2013-02-13, 15:45	#6
Raman Noodles "Mr. Tuch" Dec 2007 Chennai, India 10011101001₂ Posts	Okay. Enough is enough. These patterns are being quite popular enough. Now, that if in case someone has got with enough strength, then he could be able to be guessing into with these patterns.
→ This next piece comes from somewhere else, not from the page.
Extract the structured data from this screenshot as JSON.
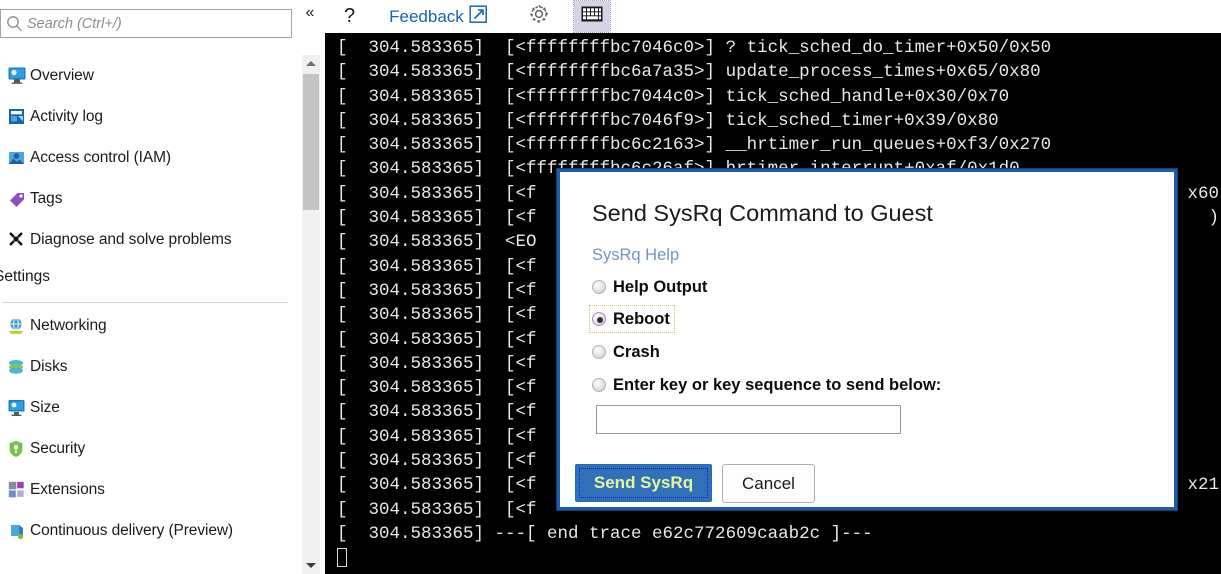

What patterns? - guess please! (1) (a) 3 53 753 0753 60753 660753 ... (b) 7 77 477 6477 46477 446477 ... (c) 1 71 471 8471 88471 288471 ... Hint: See what their own cubes end with! (2) (a) ...761... ...2761... ...32761... ...932761... ...3932761... (b) ...6403... ...56403... ...756403... ...7756403... (c) ...23... ...223... ...4223... ...34223... ...534223... ...7534223... Hint: Look at the last digits of 3[sup]5×10[sup]n+1[/sup][/sup], 7[sup]5×10[sup]n+1[/sup][/sup], 11[sup]5×10[sup]n+1[/sup][/sup].

2013-02-13, 16:24	#7
fivemack (loop (#_fork)) Feb 2006 Cambridge, England 1936₁₆ Posts	10-adic (to the extent that that makes sense) solutions to u^2=u (they sum to 1, because u^2=u => (1-u)^2 = 1-2u+u^2 = 1-u )

2013-02-13, 16:39	#8
fivemack (loop (#_fork)) Feb 2006 Cambridge, England 2×7×461 Posts	50087895134587 ... (ah yes, the two initial ones are 0-mod-2 1-mod-5 and 0-mod-5 1-mod-2) This is about the point where my PhD ran into the sands; these things are near enough to reals that you can contemplate integrating over them, but at that point my brain stopped.